Après L'Enfant de Kaboul, Barmak Akram met en scène une nouvelle facette de l'Afghanistan et revient notamment sur sa détermination à faire de Wajma, une fiancée afghane une oeuvre exclusivement financée par des moyens financiers afghans.

Quel est le sujet de Wajma, une fiancée afghane ?

Le film parle des femmes et du traitement discriminatoire dont elles sont victimes en Afghanistan. J’ai voulu faire un film qui défende les droits de la femme sans pour autant être rempli de clichés. Et aussi qui traite d’un sujet universel : la virginité de la femme. Pourquoi leur demande-t-on d’être vierges avant le mariage ? On ne demande jamais cela aux hommes, alors que pour les femmes c’est une obligation. J’ai voulu raconter l’histoire d’une jeune femme afghane, mais aussi montrer que la société afghane évolue et aspire à la modernité.

D’où vous est venue l’idée du film ?

Au début du projet, j’ai visité une unité de soins pour grands brûlés à Kaboul, pour savoir pourquoi des femmes s’immolent par le feu. C’est de plus en plus fréquent. Chaque année environ 500 femmes ont recours à ce procédé extrême en Afghanistan. La plupart du temps suite à une histoire d’amour déçue, ou à un mariage forcé avec un homme qu’elles n’aiment pas. De telles situations engendrent violences et scandales qui conduisent souvent ces femmes à s’immoler pour échapper à leur condition et se faire entendre.

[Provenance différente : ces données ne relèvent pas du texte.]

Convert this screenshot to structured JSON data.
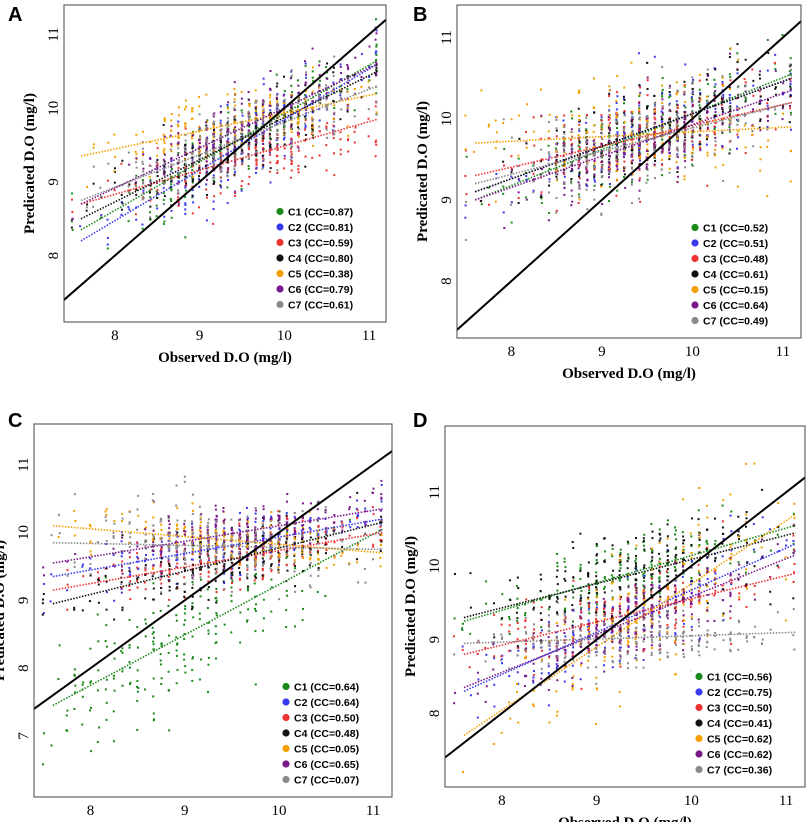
{
  "series_colors": {
    "C1": "#1a8a1a",
    "C2": "#3a3aee",
    "C3": "#ee3333",
    "C4": "#111111",
    "C5": "#f5a000",
    "C6": "#7a1a8a",
    "C7": "#8a8a8a"
  },
  "chart_data": [
    {
      "type": "scatter",
      "panel": "A",
      "xlabel": "Observed D.O (mg/l)",
      "ylabel": "Predicated D.O (mg/l)",
      "xlim": [
        7.4,
        11.2
      ],
      "ylim": [
        7.1,
        11.4
      ],
      "xticks": [
        8,
        9,
        10,
        11
      ],
      "yticks": [
        8,
        9,
        10,
        11
      ],
      "legend_position": "bottom-right",
      "series": [
        {
          "name": "C1",
          "label": "C1 (CC=0.87)",
          "cc": 0.87,
          "fit": [
            [
              7.6,
              8.35
            ],
            [
              11.1,
              10.65
            ]
          ],
          "center": [
            9.5,
            9.6
          ],
          "spread": 0.45
        },
        {
          "name": "C2",
          "label": "C2 (CC=0.81)",
          "cc": 0.81,
          "fit": [
            [
              7.6,
              8.2
            ],
            [
              11.1,
              10.6
            ]
          ],
          "center": [
            9.4,
            9.4
          ],
          "spread": 0.5
        },
        {
          "name": "C3",
          "label": "C3 (CC=0.59)",
          "cc": 0.59,
          "fit": [
            [
              7.6,
              8.7
            ],
            [
              11.1,
              9.85
            ]
          ],
          "center": [
            9.6,
            9.3
          ],
          "spread": 0.45
        },
        {
          "name": "C4",
          "label": "C4 (CC=0.80)",
          "cc": 0.8,
          "fit": [
            [
              7.6,
              8.5
            ],
            [
              11.1,
              10.5
            ]
          ],
          "center": [
            9.5,
            9.6
          ],
          "spread": 0.45
        },
        {
          "name": "C5",
          "label": "C5 (CC=0.38)",
          "cc": 0.38,
          "fit": [
            [
              7.6,
              9.35
            ],
            [
              11.1,
              10.2
            ]
          ],
          "center": [
            9.4,
            9.9
          ],
          "spread": 0.35
        },
        {
          "name": "C6",
          "label": "C6 (CC=0.79)",
          "cc": 0.79,
          "fit": [
            [
              7.6,
              8.7
            ],
            [
              11.1,
              10.6
            ]
          ],
          "center": [
            9.6,
            9.8
          ],
          "spread": 0.4
        },
        {
          "name": "C7",
          "label": "C7 (CC=0.61)",
          "cc": 0.61,
          "fit": [
            [
              7.6,
              8.75
            ],
            [
              11.1,
              10.3
            ]
          ],
          "center": [
            9.5,
            9.6
          ],
          "spread": 0.4
        }
      ]
    },
    {
      "type": "scatter",
      "panel": "B",
      "xlabel": "Observed D.O (mg/l)",
      "ylabel": "Predicated D.O (mg/l)",
      "xlim": [
        7.4,
        11.2
      ],
      "ylim": [
        7.3,
        11.4
      ],
      "xticks": [
        8,
        9,
        10,
        11
      ],
      "yticks": [
        8,
        9,
        10,
        11
      ],
      "legend_position": "bottom-right",
      "series": [
        {
          "name": "C1",
          "label": "C1 (CC=0.52)",
          "cc": 0.52,
          "fit": [
            [
              7.6,
              9.0
            ],
            [
              11.1,
              10.55
            ]
          ],
          "center": [
            9.5,
            9.8
          ],
          "spread": 0.5
        },
        {
          "name": "C2",
          "label": "C2 (CC=0.51)",
          "cc": 0.51,
          "fit": [
            [
              7.6,
              9.1
            ],
            [
              11.1,
              10.5
            ]
          ],
          "center": [
            9.5,
            9.7
          ],
          "spread": 0.5
        },
        {
          "name": "C3",
          "label": "C3 (CC=0.48)",
          "cc": 0.48,
          "fit": [
            [
              7.6,
              9.3
            ],
            [
              11.1,
              10.2
            ]
          ],
          "center": [
            9.5,
            9.7
          ],
          "spread": 0.45
        },
        {
          "name": "C4",
          "label": "C4 (CC=0.61)",
          "cc": 0.61,
          "fit": [
            [
              7.6,
              9.1
            ],
            [
              11.1,
              10.5
            ]
          ],
          "center": [
            9.5,
            9.8
          ],
          "spread": 0.45
        },
        {
          "name": "C5",
          "label": "C5 (CC=0.15)",
          "cc": 0.15,
          "fit": [
            [
              7.6,
              9.7
            ],
            [
              11.1,
              9.9
            ]
          ],
          "center": [
            9.4,
            9.7
          ],
          "spread": 0.55
        },
        {
          "name": "C6",
          "label": "C6 (CC=0.64)",
          "cc": 0.64,
          "fit": [
            [
              7.6,
              9.0
            ],
            [
              11.1,
              10.35
            ]
          ],
          "center": [
            9.5,
            9.8
          ],
          "spread": 0.45
        },
        {
          "name": "C7",
          "label": "C7 (CC=0.49)",
          "cc": 0.49,
          "fit": [
            [
              7.6,
              9.2
            ],
            [
              11.1,
              10.2
            ]
          ],
          "center": [
            9.5,
            9.6
          ],
          "spread": 0.5
        }
      ]
    },
    {
      "type": "scatter",
      "panel": "C",
      "xlabel": "Observed D.O (mg/l)",
      "ylabel": "Predicated D.O (mg/l)",
      "xlim": [
        7.4,
        11.2
      ],
      "ylim": [
        6.1,
        11.6
      ],
      "xticks": [
        8,
        9,
        10,
        11
      ],
      "yticks": [
        7,
        8,
        9,
        10,
        11
      ],
      "legend_position": "bottom-right",
      "series": [
        {
          "name": "C1",
          "label": "C1 (CC=0.64)",
          "cc": 0.64,
          "fit": [
            [
              7.6,
              7.45
            ],
            [
              11.1,
              10.05
            ]
          ],
          "center": [
            9.0,
            8.5
          ],
          "spread": 0.8
        },
        {
          "name": "C2",
          "label": "C2 (CC=0.64)",
          "cc": 0.64,
          "fit": [
            [
              7.6,
              9.35
            ],
            [
              11.1,
              10.2
            ]
          ],
          "center": [
            9.5,
            9.8
          ],
          "spread": 0.35
        },
        {
          "name": "C3",
          "label": "C3 (CC=0.50)",
          "cc": 0.5,
          "fit": [
            [
              7.6,
              9.15
            ],
            [
              11.1,
              10.0
            ]
          ],
          "center": [
            9.5,
            9.6
          ],
          "spread": 0.35
        },
        {
          "name": "C4",
          "label": "C4 (CC=0.48)",
          "cc": 0.48,
          "fit": [
            [
              7.6,
              8.95
            ],
            [
              11.1,
              10.15
            ]
          ],
          "center": [
            9.4,
            9.6
          ],
          "spread": 0.45
        },
        {
          "name": "C5",
          "label": "C5 (CC=0.05)",
          "cc": 0.05,
          "fit": [
            [
              7.6,
              10.1
            ],
            [
              11.1,
              9.7
            ]
          ],
          "center": [
            9.4,
            9.9
          ],
          "spread": 0.35
        },
        {
          "name": "C6",
          "label": "C6 (CC=0.65)",
          "cc": 0.65,
          "fit": [
            [
              7.6,
              9.55
            ],
            [
              11.1,
              10.35
            ]
          ],
          "center": [
            9.6,
            10.0
          ],
          "spread": 0.35
        },
        {
          "name": "C7",
          "label": "C7 (CC=0.07)",
          "cc": 0.07,
          "fit": [
            [
              7.6,
              9.85
            ],
            [
              11.1,
              9.75
            ]
          ],
          "center": [
            9.2,
            10.0
          ],
          "spread": 0.6
        }
      ]
    },
    {
      "type": "scatter",
      "panel": "D",
      "xlabel": "Observed D.O (mg/l)",
      "ylabel": "Predicated D.O (mg/l)",
      "xlim": [
        7.4,
        11.2
      ],
      "ylim": [
        7.0,
        11.9
      ],
      "xticks": [
        8,
        9,
        10,
        11
      ],
      "yticks": [
        8,
        9,
        10,
        11
      ],
      "legend_position": "bottom-right",
      "series": [
        {
          "name": "C1",
          "label": "C1 (CC=0.56)",
          "cc": 0.56,
          "fit": [
            [
              7.6,
              9.25
            ],
            [
              11.1,
              10.55
            ]
          ],
          "center": [
            9.4,
            9.9
          ],
          "spread": 0.45
        },
        {
          "name": "C2",
          "label": "C2 (CC=0.75)",
          "cc": 0.75,
          "fit": [
            [
              7.6,
              8.3
            ],
            [
              11.1,
              10.3
            ]
          ],
          "center": [
            9.3,
            9.1
          ],
          "spread": 0.5
        },
        {
          "name": "C3",
          "label": "C3 (CC=0.50)",
          "cc": 0.5,
          "fit": [
            [
              7.6,
              8.8
            ],
            [
              11.1,
              9.9
            ]
          ],
          "center": [
            9.3,
            9.2
          ],
          "spread": 0.45
        },
        {
          "name": "C4",
          "label": "C4 (CC=0.41)",
          "cc": 0.41,
          "fit": [
            [
              7.6,
              9.3
            ],
            [
              11.1,
              10.45
            ]
          ],
          "center": [
            9.4,
            9.9
          ],
          "spread": 0.6
        },
        {
          "name": "C5",
          "label": "C5 (CC=0.62)",
          "cc": 0.62,
          "fit": [
            [
              7.6,
              7.7
            ],
            [
              11.1,
              10.7
            ]
          ],
          "center": [
            9.5,
            9.0
          ],
          "spread": 0.8
        },
        {
          "name": "C6",
          "label": "C6 (CC=0.62)",
          "cc": 0.62,
          "fit": [
            [
              7.6,
              8.35
            ],
            [
              11.1,
              10.15
            ]
          ],
          "center": [
            9.3,
            9.2
          ],
          "spread": 0.45
        },
        {
          "name": "C7",
          "label": "C7 (CC=0.36)",
          "cc": 0.36,
          "fit": [
            [
              7.6,
              8.95
            ],
            [
              11.1,
              9.1
            ]
          ],
          "center": [
            9.4,
            9.1
          ],
          "spread": 0.35
        }
      ]
    }
  ]
}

J’ai aussi voulu faire ce film pour mettre en avant toutes les violences dont les femmes sont victimes de la part des hommes, pas seulement en Afghanistan, mais dans le monde entier. En France, tous les 2 jours, une femme meurt victime des violences d’un homme. Et entre 300 et 400 000 femmes par an sont tuées par leur “conjoint” à travers le monde. La violence endurée par les femmes est le sujet majeur de Wajma, une fiancée afghane.

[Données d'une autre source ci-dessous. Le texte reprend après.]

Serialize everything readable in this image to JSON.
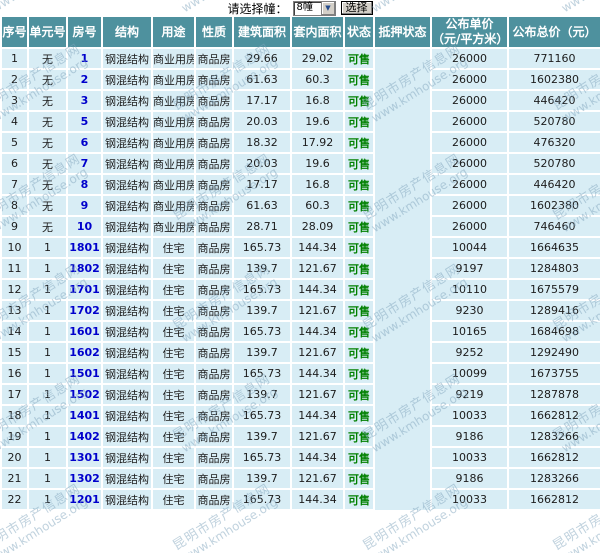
{
  "toolbar": {
    "label": "请选择幢：",
    "select_value": "8幢",
    "button_label": "选择"
  },
  "watermark": {
    "line1": "昆明市房产信息网",
    "line2": "www.kmhouse.org"
  },
  "colors": {
    "header_bg": "#4e919e",
    "row_bg": "#d8edf5",
    "room_link": "#0000cc",
    "status_green": "#008000"
  },
  "table": {
    "headers": [
      "序号",
      "单元号",
      "房号",
      "结构",
      "用途",
      "性质",
      "建筑面积",
      "套内面积",
      "状态",
      "抵押状态",
      "公布单价（元/平方米）",
      "公布总价（元）"
    ],
    "rows": [
      [
        "1",
        "无",
        "1",
        "钢混结构",
        "商业用房",
        "商品房",
        "29.66",
        "29.02",
        "可售",
        "",
        "26000",
        "771160"
      ],
      [
        "2",
        "无",
        "2",
        "钢混结构",
        "商业用房",
        "商品房",
        "61.63",
        "60.3",
        "可售",
        "",
        "26000",
        "1602380"
      ],
      [
        "3",
        "无",
        "3",
        "钢混结构",
        "商业用房",
        "商品房",
        "17.17",
        "16.8",
        "可售",
        "",
        "26000",
        "446420"
      ],
      [
        "4",
        "无",
        "5",
        "钢混结构",
        "商业用房",
        "商品房",
        "20.03",
        "19.6",
        "可售",
        "",
        "26000",
        "520780"
      ],
      [
        "5",
        "无",
        "6",
        "钢混结构",
        "商业用房",
        "商品房",
        "18.32",
        "17.92",
        "可售",
        "",
        "26000",
        "476320"
      ],
      [
        "6",
        "无",
        "7",
        "钢混结构",
        "商业用房",
        "商品房",
        "20.03",
        "19.6",
        "可售",
        "",
        "26000",
        "520780"
      ],
      [
        "7",
        "无",
        "8",
        "钢混结构",
        "商业用房",
        "商品房",
        "17.17",
        "16.8",
        "可售",
        "",
        "26000",
        "446420"
      ],
      [
        "8",
        "无",
        "9",
        "钢混结构",
        "商业用房",
        "商品房",
        "61.63",
        "60.3",
        "可售",
        "",
        "26000",
        "1602380"
      ],
      [
        "9",
        "无",
        "10",
        "钢混结构",
        "商业用房",
        "商品房",
        "28.71",
        "28.09",
        "可售",
        "",
        "26000",
        "746460"
      ],
      [
        "10",
        "1",
        "1801",
        "钢混结构",
        "住宅",
        "商品房",
        "165.73",
        "144.34",
        "可售",
        "",
        "10044",
        "1664635"
      ],
      [
        "11",
        "1",
        "1802",
        "钢混结构",
        "住宅",
        "商品房",
        "139.7",
        "121.67",
        "可售",
        "",
        "9197",
        "1284803"
      ],
      [
        "12",
        "1",
        "1701",
        "钢混结构",
        "住宅",
        "商品房",
        "165.73",
        "144.34",
        "可售",
        "",
        "10110",
        "1675579"
      ],
      [
        "13",
        "1",
        "1702",
        "钢混结构",
        "住宅",
        "商品房",
        "139.7",
        "121.67",
        "可售",
        "",
        "9230",
        "1289416"
      ],
      [
        "14",
        "1",
        "1601",
        "钢混结构",
        "住宅",
        "商品房",
        "165.73",
        "144.34",
        "可售",
        "",
        "10165",
        "1684698"
      ],
      [
        "15",
        "1",
        "1602",
        "钢混结构",
        "住宅",
        "商品房",
        "139.7",
        "121.67",
        "可售",
        "",
        "9252",
        "1292490"
      ],
      [
        "16",
        "1",
        "1501",
        "钢混结构",
        "住宅",
        "商品房",
        "165.73",
        "144.34",
        "可售",
        "",
        "10099",
        "1673755"
      ],
      [
        "17",
        "1",
        "1502",
        "钢混结构",
        "住宅",
        "商品房",
        "139.7",
        "121.67",
        "可售",
        "",
        "9219",
        "1287878"
      ],
      [
        "18",
        "1",
        "1401",
        "钢混结构",
        "住宅",
        "商品房",
        "165.73",
        "144.34",
        "可售",
        "",
        "10033",
        "1662812"
      ],
      [
        "19",
        "1",
        "1402",
        "钢混结构",
        "住宅",
        "商品房",
        "139.7",
        "121.67",
        "可售",
        "",
        "9186",
        "1283266"
      ],
      [
        "20",
        "1",
        "1301",
        "钢混结构",
        "住宅",
        "商品房",
        "165.73",
        "144.34",
        "可售",
        "",
        "10033",
        "1662812"
      ],
      [
        "21",
        "1",
        "1302",
        "钢混结构",
        "住宅",
        "商品房",
        "139.7",
        "121.67",
        "可售",
        "",
        "9186",
        "1283266"
      ],
      [
        "22",
        "1",
        "1201",
        "钢混结构",
        "住宅",
        "商品房",
        "165.73",
        "144.34",
        "可售",
        "",
        "10033",
        "1662812"
      ]
    ]
  }
}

A quelles difficultés avez vous dû faire face lors du tournage ?

C’est le problème financier qui m’a le plus préoccupé. Quand j’ai commencé le film, je ne savais pas si je pourrais aller au bout. A la fin, j’ai dû emprunter de l’argent. Je voulais faire ce film avec des fonds afghans, qu’il ne soit pas financé par la France ou un autre pays. Je voulais que Wajma, une fiancée afghane soit un film 100% afghan, ce qui était un challenge financier supplémentaire. Comme les autorités afghanes n’investissent pas dans la production de films, j’ai dû tout financer par moi même.

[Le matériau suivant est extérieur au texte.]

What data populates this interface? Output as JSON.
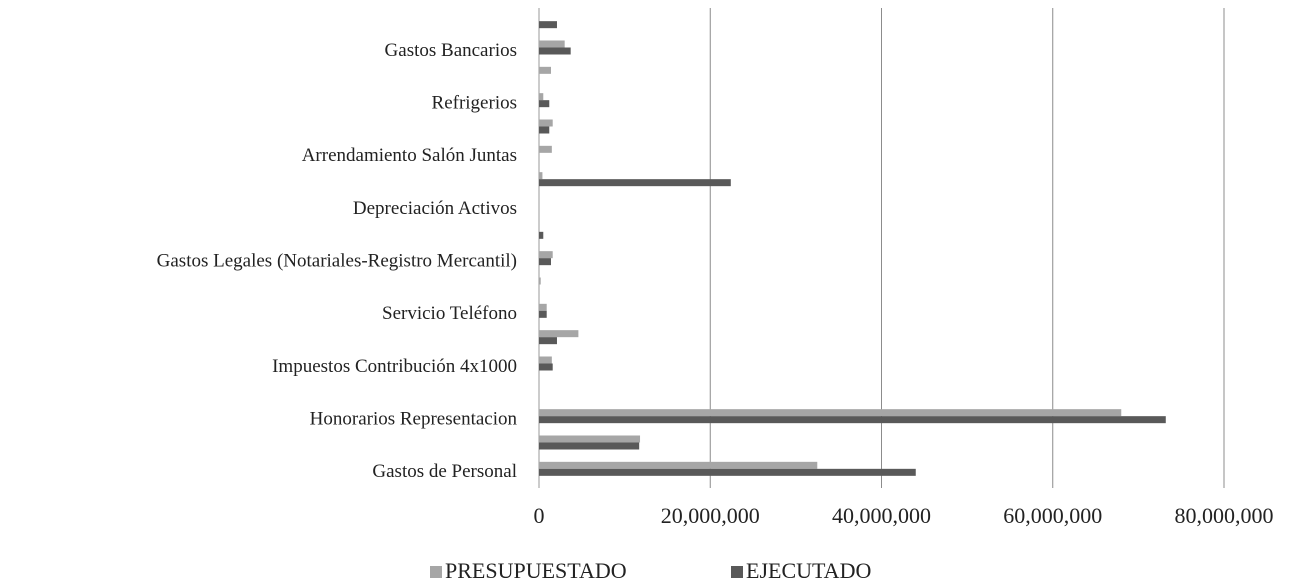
{
  "chart_data": {
    "type": "bar",
    "orientation": "horizontal",
    "categories": [
      null,
      "Gastos Bancarios",
      null,
      "Refrigerios",
      null,
      "Arrendamiento Salón Juntas",
      null,
      "Depreciación Activos",
      null,
      "Gastos Legales (Notariales-Registro Mercantil)",
      null,
      "Servicio Teléfono",
      null,
      "Impuestos Contribución  4x1000",
      null,
      "Honorarios Representacion",
      null,
      "Gastos de Personal"
    ],
    "series": [
      {
        "name": "PRESUPUESTADO",
        "color": "#a6a6a6",
        "values": [
          0,
          3000000,
          1400000,
          500000,
          1600000,
          1500000,
          400000,
          0,
          0,
          1600000,
          200000,
          900000,
          4600000,
          1500000,
          0,
          68000000,
          11800000,
          32500000
        ]
      },
      {
        "name": "EJECUTADO",
        "color": "#595959",
        "values": [
          2100000,
          3700000,
          0,
          1200000,
          1200000,
          0,
          22400000,
          0,
          500000,
          1400000,
          0,
          900000,
          2100000,
          1600000,
          0,
          73200000,
          11700000,
          44000000
        ]
      }
    ],
    "xlim": [
      0,
      80000000
    ],
    "xticks": [
      0,
      {
        "value": 20000000,
        "label": "20,000,000"
      },
      {
        "value": 40000000,
        "label": "40,000,000"
      },
      {
        "value": 60000000,
        "label": "60,000,000"
      },
      {
        "value": 80000000,
        "label": "80,000,000"
      }
    ],
    "grid": true,
    "legend": "bottom"
  }
}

Combien de personnes étaient impliquées dans la réalisation ?

L’équipe était constituée de 5 personnes. Tous les intervenants faisaient plusieurs choses, en plus de jouer et de filmer. Mustafa, le rôle principal masculin, s’occupait du maquillage. Moi je filmais, je dirigeais les comédiens, que je coiffais et je leur faisait à manger! Travailler avec une petite équipe fait du tournage une expérience plus agréable et plus intime.

C’était important car la plupart des comédiens sont non professionnels ou peu expérimentés. Ils étaient moins stressés au sein d’une petite équipe où tout le monde se connaît.

Est-ce que Wajma et Mustafa, sont le reflet d’un jeune couple dans l’Afghanistan de 2013 ?

Absolument. Ils sont l’image des jeunes afghans d’aujourd’hui, qui peuvent communiquer facilement par téléphone avant leur mariage. La technologie a modifié le vécu traditionnel des histoires d’amour et des relations entre les gens.

Maintenant les jeunes n’ont plus besoin de la permission de leurs familles pour communiquer, nouer une relation. Ils le font avec les nouvelles technologies ce qui conduit parfois à des relations assez brèves qui se terminent par la grossesse de la fille, comme c’est le cas dans Wajma, une fiancée afghane.